Tu vois, une arme, c’est mieux que BIEN : c’est un objet BON, les héros, les casques bleus et les gardiens de la paix en portent. Et on pourrait même ajouter que le premier chasseur, celui qui a transformé le singe en humain, a commencé sa carrière en affutant son javelot. Et toc.

On peut aller encore plus loin, on ne se gêne pas pour le faire, et affirmer que les armes ne tuent que ceux qui n’en ont pas. En vertu de quoi, ça devrait être obligatoire. Paf.

Voilà, on peut facilement se convaincre du bien-fondé de l’existence des armes à feu : c’est beau, c’est bon, c’est bien.

Il suffit juste de faire abstraction que ça sert à tuer.


Concluons : c'est de la merde

Nous tolérons tout naturellement que nos policiers, nos soldats, nos chasseurs soient armés. Un peu moins nos délinquants mais ça c’est autre chose. Nous avons besoin d’armes. Pour défendre les banques, pour tuer la viande, ou pour se détendre le dimanche. Même si nous n’en avons jamais utilisé, même si nous ne comptons jamais le faire, chacun d’entre nous admet comme une évidence leur existence et leur usage.

Et bien je ne suis pas d’accord.

En matière de valeurs humaines, je propose qu’on mette le taquet toujours aussi haut que possible, que l’on s’accorde l’absolu, la totale, la croyance ferme et entière qu’il y a des choses qu’on ne peut pas faire.

Ces choses qu’on ne peut pas faire, évidemment, sont fondamentales (j’entends par « fondamentales » que dessiner des prophètes n’en fait pas partie) et attachées à des valeurs non moins fondamentales : la vie, l’intégrité physique, la propriété. Ces actes qu’on ne peut pas faire sont tuer, violer, voler, pris au sens large de leur appréciation.

Ces trois interdits me paraissent fondamentaux et universels. J’ai envie de pinailler pour la propriété, mais on s’en fout, celui-ci est hors-débat.

Une arme sert essentiellement à accomplir les deux premiers de ses actes qui me semblent sainement inconcevables. Tuer, menacer, blesser et ainsi s’offrir toutes sortes de nouvelles possibilités jouissives extorquées sur la liberté de vivre d’autrui, si ce n’est pas le but premier de celui qui lève une arme, c’est son second.

Des millions et des millions d’armes (875 millions selon Amnesty International en 2012) circulent à travers le monde. Leur commerce est des plus opaques, ce qui à la fois s'explique par et en ajoute à cette immoralité intrinsèque. Ce sont des animaux infidèles : elles passent de mains en mains, servent une armée puis une autre, se retournent contre leurs propriétaires. Leur industrie et leur utilisation est lourde, polluante, mais Ô combien rémunératrice, si l’on sait entretenir un état de guerre permanent.

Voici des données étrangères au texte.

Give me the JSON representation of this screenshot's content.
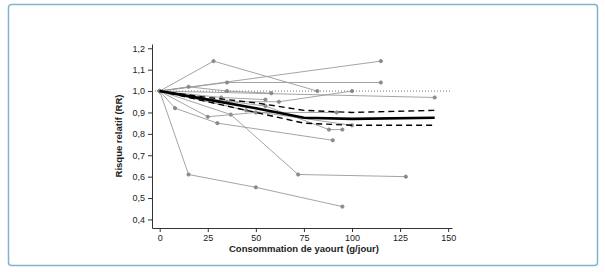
{
  "chart_data": {
    "type": "line",
    "x_label": "Consommation de yaourt (g/jour)",
    "y_label": "Risque relatif (RR)",
    "xlim": [
      -4,
      152
    ],
    "ylim": [
      0.36,
      1.22
    ],
    "xticks": [
      0,
      25,
      50,
      75,
      100,
      125,
      150
    ],
    "yticks": [
      {
        "value": 0.4,
        "label": "0,4"
      },
      {
        "value": 0.5,
        "label": "0,5"
      },
      {
        "value": 0.6,
        "label": "0,6"
      },
      {
        "value": 0.7,
        "label": "0,7"
      },
      {
        "value": 0.8,
        "label": "0,8"
      },
      {
        "value": 0.9,
        "label": "0,9"
      },
      {
        "value": 1.0,
        "label": "1,0"
      },
      {
        "value": 1.1,
        "label": "1,1"
      },
      {
        "value": 1.2,
        "label": "1,2"
      }
    ],
    "reference_line": 1,
    "grid": false,
    "series": [
      {
        "color": "#9a9a9a",
        "line_style": "solid",
        "marker": "circle",
        "x": [
          0,
          28,
          82
        ],
        "values": [
          1,
          1.14,
          1.0
        ]
      },
      {
        "color": "#9a9a9a",
        "line_style": "solid",
        "marker": "circle",
        "x": [
          0,
          115
        ],
        "values": [
          1,
          1.14
        ]
      },
      {
        "color": "#9a9a9a",
        "line_style": "solid",
        "marker": "circle",
        "x": [
          0,
          35,
          115
        ],
        "values": [
          1,
          1.04,
          1.04
        ]
      },
      {
        "color": "#9a9a9a",
        "line_style": "solid",
        "marker": "circle",
        "x": [
          0,
          143
        ],
        "values": [
          1,
          0.97
        ]
      },
      {
        "color": "#9a9a9a",
        "line_style": "solid",
        "marker": "circle",
        "x": [
          0,
          15,
          50,
          95
        ],
        "values": [
          1,
          0.61,
          0.55,
          0.46
        ]
      },
      {
        "color": "#9a9a9a",
        "line_style": "solid",
        "marker": "circle",
        "x": [
          0,
          37,
          72,
          128
        ],
        "values": [
          1,
          0.89,
          0.61,
          0.6
        ]
      },
      {
        "color": "#9a9a9a",
        "line_style": "solid",
        "marker": "circle",
        "x": [
          0,
          8,
          30,
          90
        ],
        "values": [
          1,
          0.92,
          0.85,
          0.77
        ]
      },
      {
        "color": "#9a9a9a",
        "line_style": "solid",
        "marker": "circle",
        "x": [
          0,
          15,
          35,
          58
        ],
        "values": [
          1,
          1.02,
          1.0,
          0.99
        ]
      },
      {
        "color": "#9a9a9a",
        "line_style": "solid",
        "marker": "circle",
        "x": [
          0,
          45,
          100
        ],
        "values": [
          1,
          0.91,
          0.84
        ]
      },
      {
        "color": "#9a9a9a",
        "line_style": "solid",
        "marker": "circle",
        "x": [
          0,
          20,
          55,
          88,
          95
        ],
        "values": [
          1,
          0.97,
          0.93,
          0.82,
          0.82
        ]
      },
      {
        "color": "#9a9a9a",
        "line_style": "solid",
        "marker": "circle",
        "x": [
          0,
          25,
          50,
          92
        ],
        "values": [
          1,
          0.88,
          0.9,
          0.9
        ]
      },
      {
        "color": "#9a9a9a",
        "line_style": "solid",
        "marker": "circle",
        "x": [
          0,
          35,
          62,
          100
        ],
        "values": [
          1,
          0.95,
          0.95,
          1.0
        ]
      },
      {
        "color": "#9a9a9a",
        "line_style": "solid",
        "marker": "circle",
        "x": [
          0,
          32,
          55
        ],
        "values": [
          1,
          0.97,
          0.96
        ]
      },
      {
        "color": "#000000",
        "line_style": "dashed",
        "marker": "none",
        "x": [
          0,
          25,
          50,
          75,
          100,
          143
        ],
        "values": [
          1,
          0.97,
          0.945,
          0.91,
          0.9,
          0.91
        ]
      },
      {
        "color": "#000000",
        "line_style": "dashed",
        "marker": "none",
        "x": [
          0,
          25,
          50,
          75,
          100,
          143
        ],
        "values": [
          1,
          0.95,
          0.9,
          0.85,
          0.84,
          0.84
        ]
      },
      {
        "color": "#000000",
        "line_style": "solid",
        "marker": "none",
        "x": [
          0,
          25,
          50,
          75,
          100,
          143
        ],
        "values": [
          1,
          0.96,
          0.92,
          0.875,
          0.87,
          0.875
        ]
      }
    ]
  }
}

N’en jetez plus. Cet objet tire l’humanité vers le bas, carrément. Il autorise par sa simple existence des monstruosités qui te glacent à 20 heures dans le journal, mais te divertissent sur grand écran. Tu oublies, tu t’habitues, tu sais bien que le monde tourne comme ça. Le meurtre est un non-évènement. On n’est pas des bisounours, quoi.

Revenons au Desert Eagle : certes c’est un objet, il n’a pas d’intentions propres, mais il a été construit dans un but, je me demande donc : quelle est sa raison d’être, si ce n’est de provoquer une mort violente de manière spectaculaire ? Est-ce que c’est pas un tout petit peu un problème ?

Enfermée dans une boîte, une arme, pistolet, revolver, fusil, mitrailleuse, bazooka, char, ne serait un danger pour personne. Il suffirait juste qu’un mec qui n’a pas croisé le bon calibre de munitions n’ouvre pas la boîte. Fastoche.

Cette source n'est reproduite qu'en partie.